A visitor to General Convention on Saturday, from Louisville KY, decided to attend the Program Budget & Finance Hearing on Saturday night. He described it as a profound experience. To hear people speak of their ministry and the lives that depend on the funding from the church was wrenching for him.
LIke so many budgets in so many churches, dioceses, and families cuts are being made – hard choices to make and few without a serious consequence. Having been raised on a Navajo reservation where his father was a doctor he listened to the impassioned plea of theology students from the Diocese of Navajoland ask for funding to be restored for theological education citing the difference trained indigenous people would make for native peoples on Arizona and New Mexico.
A non-stipendiary priest from Alaska who spends her weekends flying to remote villages to lead worship in small churches asked to have the $44 per week it costs for her weekend flights restored so she can continue to give her many congregations the gift of her leadership, caring and presence. David told me these are people for whom the conversations about restructuring and mission strategy are a long way off. They are people on the ground who know the difference a few dollars can make – life and death differences about which they are passionate.
Then it struck him that the money they were talking about came from his support of his parish, that congregation’s assessment paid to the diocese, and their diocesan support of the national church. That linkage had never seemed as real. He had in small measure been supporting these students and this priest involved in life changing ministry – without knowing it. And now because of the several levels of funding crisis that support is being reduced or ended. It brought tears to his eyes think of that prospect.
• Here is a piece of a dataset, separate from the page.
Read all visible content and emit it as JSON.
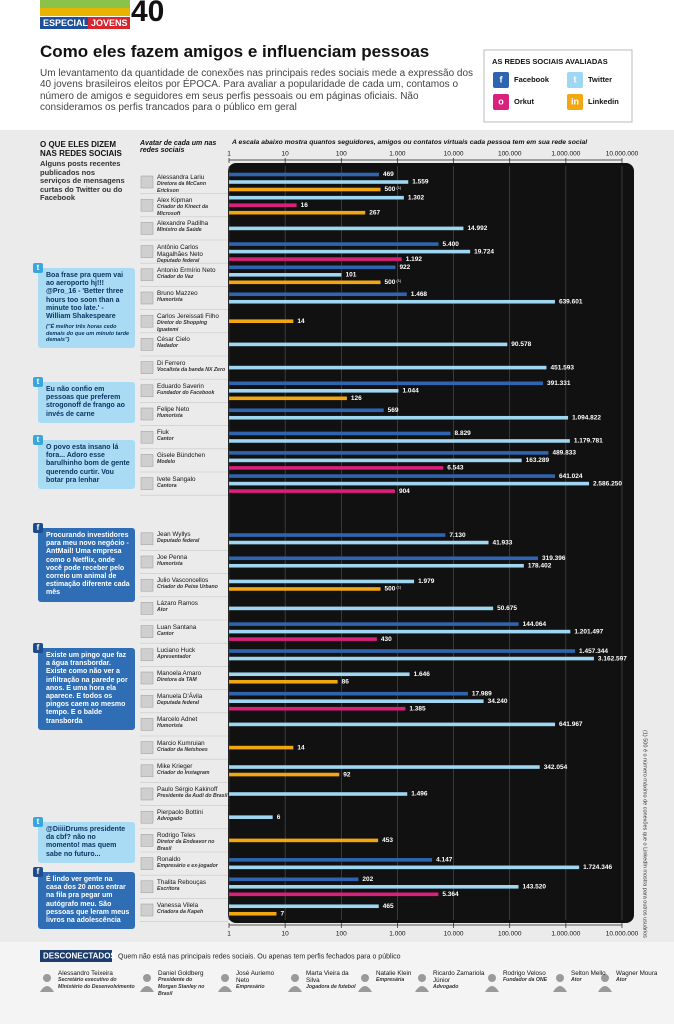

PB&F is not about buildings, projects, committees and agencies – it is about people and the way in which the Gospel and the world of the church can change lives and communities. He left the meeting knowing that is the focus of the church and the result of a denomination pooling our resources to provide funding for areas, projects, and missions. Passionate people and the lives they seek to transform are the reality beneath the pages and columns of numbers. How do we make choices of what we support, and how will lives be changed or not changed by these choices?